Before running the code, ensure your system has the necessary audio libraries installed for handling microphone input:

Terminal window
sudo apt install portaudio19-dev
pip install pyaudio audioop-lts

The audio system runs through a SoundReceiver class that manages background recording and transcription:

  • Continuous Listening: The robot monitors the environment for a specific volume threshold (RMS).
  • Wake-word Detection: It records audio segments and transcribes them. If the defined wakeword is detected in the transcription, the entire phrase is set as the agent’s new active task.
  • Task Updates: While the robot is idle or performing a task, it continuously checks the task_queue for new verbal instructions.

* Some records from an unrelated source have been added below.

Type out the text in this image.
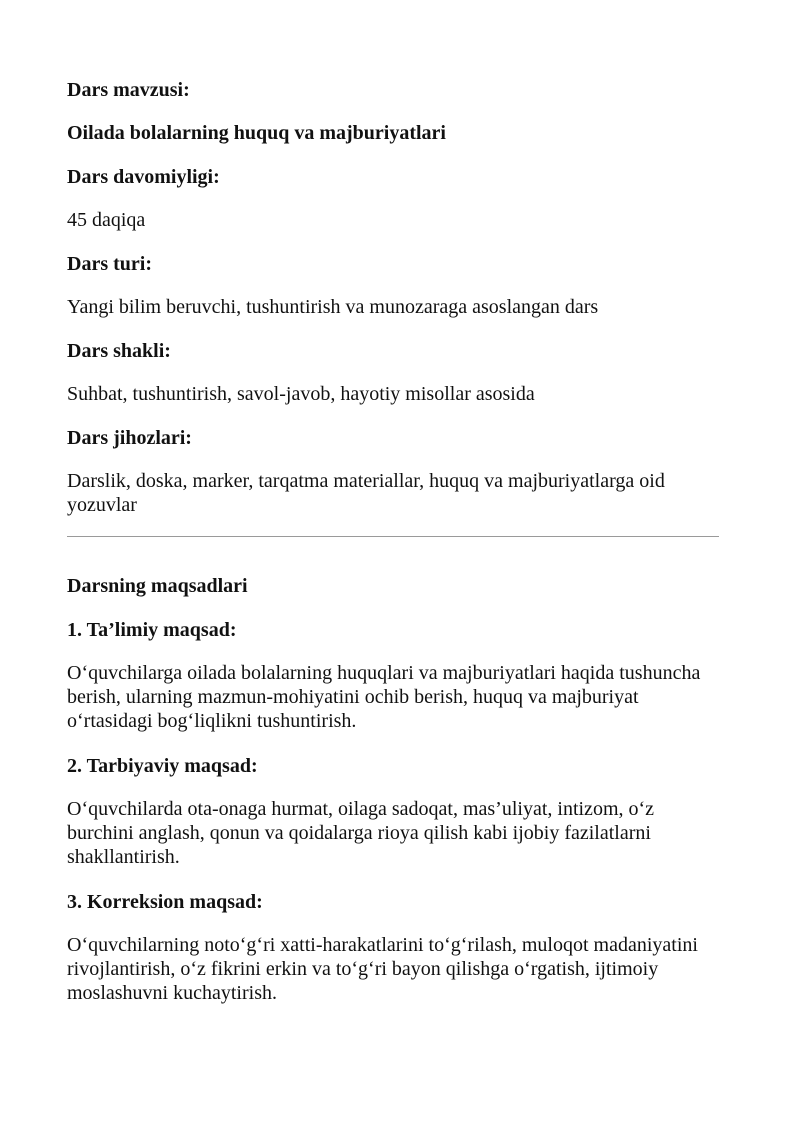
Dars mavzusi:

Oilada bolalarning huquq va majburiyatlari

Dars davomiyligi:

45 daqiqa

Dars turi:

Yangi bilim beruvchi, tushuntirish va munozaraga asoslangan dars

Dars shakli:

Suhbat, tushuntirish, savol-javob, hayotiy misollar asosida

Dars jihozlari:

Darslik, doska, marker, tarqatma materiallar, huquq va majburiyatlarga oid yozuvlar

Darsning maqsadlari

1. Ta’limiy maqsad:

O‘quvchilarga oilada bolalarning huquqlari va majburiyatlari haqida tushuncha berish, ularning mazmun-mohiyatini ochib berish, huquq va majburiyat o‘rtasidagi bog‘liqlikni tushuntirish.

2. Tarbiyaviy maqsad:

O‘quvchilarda ota-onaga hurmat, oilaga sadoqat, mas’uliyat, intizom, o‘z burchini anglash, qonun va qoidalarga rioya qilish kabi ijobiy fazilatlarni shakllantirish.

3. Korreksion maqsad:

O‘quvchilarning noto‘g‘ri xatti-harakatlarini to‘g‘rilash, muloqot madaniyatini rivojlantirish, o‘z fikrini erkin va to‘g‘ri bayon qilishga o‘rgatish, ijtimoiy moslashuvni kuchaytirish.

When tts=True is set, the agent is granted access to a specialized say tool:

  • Communication: The LLM can proactively use the say tool to greet users, provide status updates (e.g., “I have found the blue notebook”), or ask for clarification.
  • Echo Prevention: To prevent the robot from hearing and transcribing its own voice, the SoundReceiver automatically pauses listening while the say tool is speaking and resumes once finished.
  1. Idle Mode: The robot waits and listens.
  2. Command: You say, “Hey robot, bring me a beer”.
  3. Activation: The SoundReceiver identifies the wake-word “robot” and updates agent.task to “bring me a beer”.
  4. Feedback: The agent may use the say tool to respond: “Okay, looking for a beer now”.
  5. Execution: The agent enters its main loop to identify and retrieve the object.